The Vault UI includes a handy API explorer feature that you can use to both interactively learn about the Vault HTTP API and try live requests against your Vault cluster or dev mode server.

Required policy

Your token ACL policy will limit the capabilities you have on the API endpoints.

For the purpose of this tutorial, a minimal policy including the paths used in all of UI tutorials can be found in this example.
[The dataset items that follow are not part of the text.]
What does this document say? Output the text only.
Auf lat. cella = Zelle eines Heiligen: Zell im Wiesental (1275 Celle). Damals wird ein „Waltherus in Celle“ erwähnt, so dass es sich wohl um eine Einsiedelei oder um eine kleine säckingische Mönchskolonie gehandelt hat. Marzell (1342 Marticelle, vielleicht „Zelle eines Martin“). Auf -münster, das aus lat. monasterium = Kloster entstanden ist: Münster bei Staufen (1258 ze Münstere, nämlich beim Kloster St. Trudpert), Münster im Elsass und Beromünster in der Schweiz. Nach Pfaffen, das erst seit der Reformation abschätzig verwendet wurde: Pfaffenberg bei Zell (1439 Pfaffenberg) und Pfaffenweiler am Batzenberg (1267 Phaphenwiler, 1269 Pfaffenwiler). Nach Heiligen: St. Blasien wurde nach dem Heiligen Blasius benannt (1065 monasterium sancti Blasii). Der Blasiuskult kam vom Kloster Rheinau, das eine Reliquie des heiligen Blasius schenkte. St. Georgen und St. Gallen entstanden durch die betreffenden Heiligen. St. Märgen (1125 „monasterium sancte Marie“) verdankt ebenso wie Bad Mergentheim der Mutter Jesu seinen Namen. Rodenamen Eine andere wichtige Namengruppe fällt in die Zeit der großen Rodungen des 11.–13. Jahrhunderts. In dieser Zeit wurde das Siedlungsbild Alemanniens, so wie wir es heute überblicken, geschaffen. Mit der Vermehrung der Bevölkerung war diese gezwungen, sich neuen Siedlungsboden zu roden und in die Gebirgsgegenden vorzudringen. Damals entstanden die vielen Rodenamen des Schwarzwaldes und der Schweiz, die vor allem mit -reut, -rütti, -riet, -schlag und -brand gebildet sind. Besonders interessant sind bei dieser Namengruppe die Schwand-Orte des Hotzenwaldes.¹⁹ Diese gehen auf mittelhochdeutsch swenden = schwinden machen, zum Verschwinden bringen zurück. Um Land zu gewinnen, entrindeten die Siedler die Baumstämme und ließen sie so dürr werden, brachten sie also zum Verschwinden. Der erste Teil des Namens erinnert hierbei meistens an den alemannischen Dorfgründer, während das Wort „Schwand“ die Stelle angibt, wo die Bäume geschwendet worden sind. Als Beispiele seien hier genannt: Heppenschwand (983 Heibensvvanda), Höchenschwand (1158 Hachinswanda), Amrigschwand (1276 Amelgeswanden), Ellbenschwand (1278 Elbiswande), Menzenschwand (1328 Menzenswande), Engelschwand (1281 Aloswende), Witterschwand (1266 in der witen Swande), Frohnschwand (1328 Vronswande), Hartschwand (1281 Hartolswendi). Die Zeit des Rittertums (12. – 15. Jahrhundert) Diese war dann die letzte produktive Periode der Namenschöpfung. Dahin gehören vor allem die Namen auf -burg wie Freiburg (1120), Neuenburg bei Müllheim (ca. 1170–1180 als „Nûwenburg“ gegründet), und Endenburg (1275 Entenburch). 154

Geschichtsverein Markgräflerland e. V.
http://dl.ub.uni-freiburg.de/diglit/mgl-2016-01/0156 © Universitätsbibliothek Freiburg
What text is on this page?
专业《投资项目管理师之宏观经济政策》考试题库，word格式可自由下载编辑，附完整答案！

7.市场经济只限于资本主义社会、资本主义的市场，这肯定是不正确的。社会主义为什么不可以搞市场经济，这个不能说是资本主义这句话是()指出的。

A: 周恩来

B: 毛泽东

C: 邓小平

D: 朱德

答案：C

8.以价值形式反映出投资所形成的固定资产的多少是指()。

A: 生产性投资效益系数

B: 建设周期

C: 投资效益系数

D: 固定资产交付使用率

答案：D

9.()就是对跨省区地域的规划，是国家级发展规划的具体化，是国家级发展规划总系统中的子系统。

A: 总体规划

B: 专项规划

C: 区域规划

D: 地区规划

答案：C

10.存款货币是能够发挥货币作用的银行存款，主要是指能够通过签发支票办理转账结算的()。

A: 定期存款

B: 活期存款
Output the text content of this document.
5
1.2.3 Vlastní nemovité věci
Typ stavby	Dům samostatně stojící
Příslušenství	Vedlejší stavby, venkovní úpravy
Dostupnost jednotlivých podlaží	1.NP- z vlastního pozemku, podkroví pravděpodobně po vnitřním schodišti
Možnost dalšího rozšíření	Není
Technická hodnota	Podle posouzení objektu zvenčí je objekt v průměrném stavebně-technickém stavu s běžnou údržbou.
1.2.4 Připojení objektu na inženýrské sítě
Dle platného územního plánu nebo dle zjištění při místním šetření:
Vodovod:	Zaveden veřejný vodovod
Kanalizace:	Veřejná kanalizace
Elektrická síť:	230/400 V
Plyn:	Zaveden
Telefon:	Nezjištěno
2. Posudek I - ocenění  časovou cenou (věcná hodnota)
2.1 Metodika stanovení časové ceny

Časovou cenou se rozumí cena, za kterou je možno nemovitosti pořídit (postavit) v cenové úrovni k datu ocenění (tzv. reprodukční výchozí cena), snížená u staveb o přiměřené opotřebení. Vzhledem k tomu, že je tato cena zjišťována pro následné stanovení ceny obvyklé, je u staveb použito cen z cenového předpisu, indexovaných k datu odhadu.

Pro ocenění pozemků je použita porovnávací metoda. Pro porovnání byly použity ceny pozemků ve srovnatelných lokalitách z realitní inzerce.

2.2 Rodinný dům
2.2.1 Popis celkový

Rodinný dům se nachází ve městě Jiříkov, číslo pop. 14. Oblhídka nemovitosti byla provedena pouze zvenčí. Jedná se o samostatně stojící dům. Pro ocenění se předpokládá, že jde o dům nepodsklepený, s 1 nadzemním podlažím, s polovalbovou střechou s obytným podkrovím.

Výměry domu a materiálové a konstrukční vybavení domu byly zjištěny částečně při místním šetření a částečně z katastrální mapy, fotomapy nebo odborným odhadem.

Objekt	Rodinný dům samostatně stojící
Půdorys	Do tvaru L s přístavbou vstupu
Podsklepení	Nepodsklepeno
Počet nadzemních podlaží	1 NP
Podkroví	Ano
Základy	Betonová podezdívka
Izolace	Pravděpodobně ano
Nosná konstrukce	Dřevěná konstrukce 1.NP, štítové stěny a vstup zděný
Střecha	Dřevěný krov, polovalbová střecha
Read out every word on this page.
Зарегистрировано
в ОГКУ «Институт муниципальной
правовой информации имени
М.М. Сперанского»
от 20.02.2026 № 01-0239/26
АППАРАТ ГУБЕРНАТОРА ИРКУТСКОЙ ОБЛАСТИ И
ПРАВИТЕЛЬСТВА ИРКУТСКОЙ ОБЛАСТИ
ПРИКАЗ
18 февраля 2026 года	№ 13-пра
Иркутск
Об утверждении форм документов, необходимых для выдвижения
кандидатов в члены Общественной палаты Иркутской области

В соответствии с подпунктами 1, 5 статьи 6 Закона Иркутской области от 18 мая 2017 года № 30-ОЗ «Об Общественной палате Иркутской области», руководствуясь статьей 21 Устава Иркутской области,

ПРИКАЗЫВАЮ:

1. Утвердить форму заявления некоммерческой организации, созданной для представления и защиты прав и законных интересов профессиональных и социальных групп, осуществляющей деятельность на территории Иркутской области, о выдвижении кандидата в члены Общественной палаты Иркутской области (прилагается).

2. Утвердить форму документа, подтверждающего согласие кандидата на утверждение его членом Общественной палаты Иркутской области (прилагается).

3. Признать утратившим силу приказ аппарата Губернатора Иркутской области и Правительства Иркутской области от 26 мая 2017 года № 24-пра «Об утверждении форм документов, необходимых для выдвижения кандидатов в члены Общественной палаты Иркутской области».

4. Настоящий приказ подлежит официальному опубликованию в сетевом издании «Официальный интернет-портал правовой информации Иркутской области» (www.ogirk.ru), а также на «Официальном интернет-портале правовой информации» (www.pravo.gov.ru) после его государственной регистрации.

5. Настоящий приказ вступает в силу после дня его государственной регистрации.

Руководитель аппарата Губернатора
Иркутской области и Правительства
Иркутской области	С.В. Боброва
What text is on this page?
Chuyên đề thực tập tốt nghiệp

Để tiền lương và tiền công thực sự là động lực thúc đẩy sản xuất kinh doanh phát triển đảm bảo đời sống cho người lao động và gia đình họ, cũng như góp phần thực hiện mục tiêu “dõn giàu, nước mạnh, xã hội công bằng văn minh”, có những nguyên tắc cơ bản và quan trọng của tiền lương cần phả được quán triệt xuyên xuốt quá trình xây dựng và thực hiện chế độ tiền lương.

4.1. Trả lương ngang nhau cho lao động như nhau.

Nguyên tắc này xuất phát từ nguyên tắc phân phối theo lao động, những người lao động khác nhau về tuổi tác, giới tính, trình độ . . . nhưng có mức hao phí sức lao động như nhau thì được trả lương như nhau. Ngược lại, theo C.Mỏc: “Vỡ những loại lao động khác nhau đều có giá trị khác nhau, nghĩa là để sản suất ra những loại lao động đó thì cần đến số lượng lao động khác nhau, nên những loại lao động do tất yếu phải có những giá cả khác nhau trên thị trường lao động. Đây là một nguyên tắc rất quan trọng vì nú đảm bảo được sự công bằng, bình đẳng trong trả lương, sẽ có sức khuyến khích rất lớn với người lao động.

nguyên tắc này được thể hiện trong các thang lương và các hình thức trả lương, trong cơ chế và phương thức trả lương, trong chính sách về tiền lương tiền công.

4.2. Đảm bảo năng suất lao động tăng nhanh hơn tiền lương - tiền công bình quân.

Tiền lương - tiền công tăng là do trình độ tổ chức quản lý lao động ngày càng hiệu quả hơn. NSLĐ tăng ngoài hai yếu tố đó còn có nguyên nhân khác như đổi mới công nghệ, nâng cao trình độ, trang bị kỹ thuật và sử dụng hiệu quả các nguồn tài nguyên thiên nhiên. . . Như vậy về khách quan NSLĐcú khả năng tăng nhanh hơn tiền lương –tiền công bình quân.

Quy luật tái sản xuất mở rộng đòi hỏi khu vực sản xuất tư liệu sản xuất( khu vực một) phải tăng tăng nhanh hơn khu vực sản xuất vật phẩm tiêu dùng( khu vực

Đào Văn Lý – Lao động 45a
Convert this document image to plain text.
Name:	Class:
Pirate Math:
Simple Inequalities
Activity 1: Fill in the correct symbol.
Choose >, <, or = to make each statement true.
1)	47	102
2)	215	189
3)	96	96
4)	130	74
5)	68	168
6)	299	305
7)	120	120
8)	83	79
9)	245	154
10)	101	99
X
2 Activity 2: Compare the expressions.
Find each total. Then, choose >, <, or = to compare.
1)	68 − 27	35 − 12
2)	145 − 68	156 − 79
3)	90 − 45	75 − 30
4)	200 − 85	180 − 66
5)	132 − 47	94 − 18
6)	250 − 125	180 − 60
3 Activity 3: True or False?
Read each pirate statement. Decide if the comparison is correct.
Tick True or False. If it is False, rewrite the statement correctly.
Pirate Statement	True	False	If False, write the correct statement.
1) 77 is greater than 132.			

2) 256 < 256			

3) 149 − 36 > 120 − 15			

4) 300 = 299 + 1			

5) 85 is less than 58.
This way, you can try the underlying API endpoint paths that correspond with the auth method and secrets engine configured in the other tutorials.

Example tutorial policy named learn-ui-api:

# Read the configuration secret example
path "secret/config" {
    capabilities = ["read"]
}

# Read the host information example
path "sys/host-info" {
    capabilities = ["read"]
}

# List secrets engines
path "sys/mounts" {
    capabilities = ["read"]
}

# Enable Transit secrets engine
path "sys/mounts/transit" {
    capabilities = ["create", "update"]
}

# Manage Transit secrets engine keys
path "transit/keys" {
    capabilities = ["list"]
}
path "transit/keys/*" {
    capabilities = ["create", "list", "read", "update"]
}
path "transit/keys/+/config" {
    capabilities = ["create", "update"]
}

# Encrypt with any Transit secrets engine key
path "transit/encrypt/*" {
    capabilities = ["create", "update"]
}

# Decrypt with any Transit secrets engine key
path "transit/decrypt/*" {
    capabilities = ["create", "update"]
}

Use the steps from Create Vault Policies tutorial with a highly privileged token to create this policy. Name it learn-ui-api.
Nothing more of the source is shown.